TekSavvy also says there isn’t clarity on whether the definition of “new” builds applies when, for example, an MDU is torn down and replaced in the telco footprint. “The list of addresses provided by some of the ILECs is granular to the unit number, suggesting that some ILECs may intend to interpret it in this way, whereas the Decision uses the terms ‘locations’ or ‘premises’, suggesting something less granular than a single unit number,” the application says.

“This lack of clarity for new construction at existing ILEC FTTP-served addresses on its own warrants clarification,” it added. “Without it, TekSavvy expects to face uncertainties about whether individual units in newer buildings are capable of being served, and consumers in newly-built housing in existing Incumbent territories, including in large urban centres, will face limited competitive options for no policy upside.”

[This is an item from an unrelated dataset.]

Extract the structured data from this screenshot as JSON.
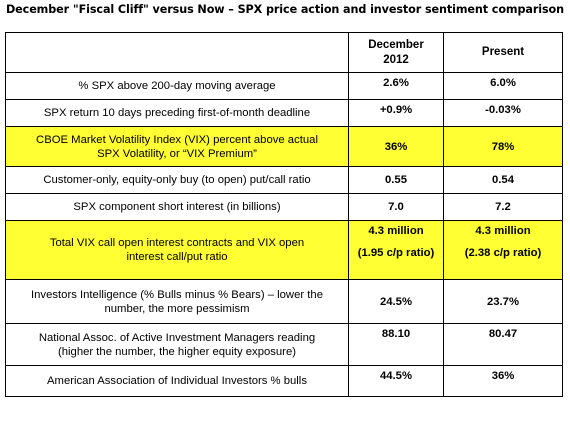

On the cableco exemption, TekSavvy argues the commission is going the way of the disaggregate regime, which, since 2015, allowed for competitor access to the last-mile of fibre in exchange for getting their own traffic transport (middle-mile) facilities. But that regime turned out years later to be expensive and unworkable for competitors, who say they didn’t have the necessary regulatory certainty to make proper business decisions.

“An indeterminate exemption from the aggregated FTTP mandate for Cable Carriers, without any transition plan at all, would be a parallel situation to the stalled disaggregated access regime,” TekSavvy says in its application. “ILECs were in effect granted an indeterminate, unstated regulatory head start that was not established based on any definite policy choice to exempt them for a certain period of time, but, rather, was an inadvertent result of regulatory delays in establishing the disaggregated access regime.

“As the Decision stands, it invites the possibility that the Cable Carriers will be required to offer aggregated FTTP services on their networks but provides no indication of the point at which such access could be triggered,” TekSavvy said, adding the commission hasn’t identified at what point do cableco fibre builds become significant enough to be worth opening for competitor access.

Given the uncertainty about telco networks, the telecom said it has prioritized getting new customers on cable networks. Now that the majority of its customers are on said networks, “these subscribers risk being similarly lost as their connections may be transitioned by the Cable Carrier towards networks exempt from mandated wholesale,” the application said, adding cablecos may focus on FTTP facilities to protect against access because of the decision.

“This type of delay is likely to mean that by the time any aggregated FTTP services were mandated on Cable Carriers’ networks, competitors would have already faced years of competitive harm due to a shrinking footprint and lack of competitive access,” the application adds. “This again parallels the situation with competitive access to FTTP, in which competitors have lost and continue to lose significant subscribers on the ILECs’ networks while waiting for overdue, feasible access.”

TekSavvy filed its application in the same week that Rogers and, jointly, the Competitive Network Operators of Canada (CNOC), Cogeco and Eastlink filed their own review-and-vary applications.

Those other applications asked for Rogers, Bell and Telus to be banned from using the aggregated wholesale access regime everywhere, regardless of technology. The filings came after the federal cabinet recommended that the CRTC revisit whether that ban should be applied at least to the aggregated last-mile fibre networks of Bell and Telus in Ontario and Quebec.

The CRTC said it will launch a public consultation on the matter.